Monday, 16 August 2010

Philadelphia

Philadelphia is the murder capital of the USA. Given the frightening enough statistics nationwide for the US, that might be enough to put some people off going there. But actually, it's a surprisingly pleasant place to make a short stop between New York City and Washington DC. I gave myself one day there which was sort of enough (even though it was a not very energetic day at that due to rather brutal summer heat) but it was well worth it. It's not like tourists being touristy are often randomly murdered anywhere, is it?

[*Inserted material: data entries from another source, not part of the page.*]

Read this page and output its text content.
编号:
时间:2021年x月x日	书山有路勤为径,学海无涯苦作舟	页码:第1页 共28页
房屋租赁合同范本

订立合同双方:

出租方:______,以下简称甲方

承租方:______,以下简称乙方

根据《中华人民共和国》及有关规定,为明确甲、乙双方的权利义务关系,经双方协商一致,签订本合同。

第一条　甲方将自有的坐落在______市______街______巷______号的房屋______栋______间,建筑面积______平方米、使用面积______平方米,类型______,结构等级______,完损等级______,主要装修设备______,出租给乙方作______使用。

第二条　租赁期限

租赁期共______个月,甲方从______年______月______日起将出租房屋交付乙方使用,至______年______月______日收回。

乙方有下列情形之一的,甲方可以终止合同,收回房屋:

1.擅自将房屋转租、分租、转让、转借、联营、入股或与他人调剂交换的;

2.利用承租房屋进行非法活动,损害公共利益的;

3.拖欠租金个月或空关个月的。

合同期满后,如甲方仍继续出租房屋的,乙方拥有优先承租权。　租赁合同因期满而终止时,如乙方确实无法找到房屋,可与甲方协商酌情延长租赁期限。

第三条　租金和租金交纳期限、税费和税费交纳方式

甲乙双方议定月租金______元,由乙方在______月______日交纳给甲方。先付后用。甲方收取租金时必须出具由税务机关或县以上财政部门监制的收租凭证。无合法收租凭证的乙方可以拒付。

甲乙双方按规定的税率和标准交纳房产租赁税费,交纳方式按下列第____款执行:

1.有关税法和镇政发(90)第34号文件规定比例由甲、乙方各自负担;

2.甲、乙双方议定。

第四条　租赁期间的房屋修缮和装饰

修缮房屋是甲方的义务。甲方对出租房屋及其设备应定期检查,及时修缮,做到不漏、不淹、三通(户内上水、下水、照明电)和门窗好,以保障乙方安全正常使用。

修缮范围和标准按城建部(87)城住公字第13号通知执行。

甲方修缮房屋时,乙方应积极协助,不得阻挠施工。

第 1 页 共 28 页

There are at least two major tourist 'sights' in the city. Coming straight from Washington DC, and with the local tourist literature admitting you can expect long queues, I decided to skip Independence Hall, the site where both the Declaration of Independence and the US Constitution were debated and adopted. However the Liberty Bell has no such queues and is easy to drop by. The former bell in the Pennsylvania State House, urban legend says that it was struck to mark the public reading of the Declaration of Independence in 1776. The museum devoted to the bell admits that there's no evidence this is true, but never mind eh? Because nonetheless it became a great symbol of American independence and, later, of freedom across the world. Notably it became an icon of the anti-slavery movement in the US, and delegations from newly independent African nations also posed for symbolic photos with the bell. Alas the bell hasn't actually been in service since at least 1846, because of a massive crack which now runs down it rendering it useless. It was apparently beyond the powers of American engineers in this era to design a bell which this wouldn't happen to sooner or later. Since its decommissioning it has done various tours around the US, with literally millions keen to take a look. As a slightly eccentric piece of distinctly American political symbolism, the bell and its museum is a good place to spend half an hour or so.


Liberty Bell

Philadelphia is also a notably pleasant city to just go for a walk, especially if you're based (as I was) in the historic east of the city near the Delaware River, where you genuinely feel history and heritage. It's full of pretty period red-brick townhouses, many of them with ornate wooden shutters at the windows which may reflect the strong Italian influence on the city. South Street is one of the more appealing shopping streets I've seen, and here as elsewhere in the city a strong culture of massive street murals is very much in evidence. Downtown Philadelphia is probably less to write home about, but the City Hall is absolutely enormous, apparently the largest in North America, and festooned with fancy columns and classical carvings. Unfortunately unlike San Francisco City Hall but as so often with New York landmarks, the area all around is too built up for it to be easy to appreciate fully.

Philadelphia's main "culinary" claim to fame (I use the word 'culinary' very loosely) appears to be the Philly cheese steak. Available from street stalls and fast food joints everywhere, it's shavings of grilled beef steak served with melted cheese and optionally onion in a white bun. I sampled one, and while it's probably the biggest nutritional disaster you'll find this side of Glasgow, it kind of hit the spot and it's not hard to see the appeal. I think somebody told me that Philadelphia has the highest obesity rate in the USA, which may not be unrelated...

While I'd frequented a distinctly American cafe in San Francisco, it was when looking for breakfast in Philadelphia that I found one which totally fulfilled the picture I had in my head of a quintessential American cafe. No tables in sight - the only seating it had was stools at the elliptical-shape bar, from the inside of which the waitress took all orders. Having to eat breakfast on a barstool was a bit strange somehow, but a bit of authentic culture to tick off.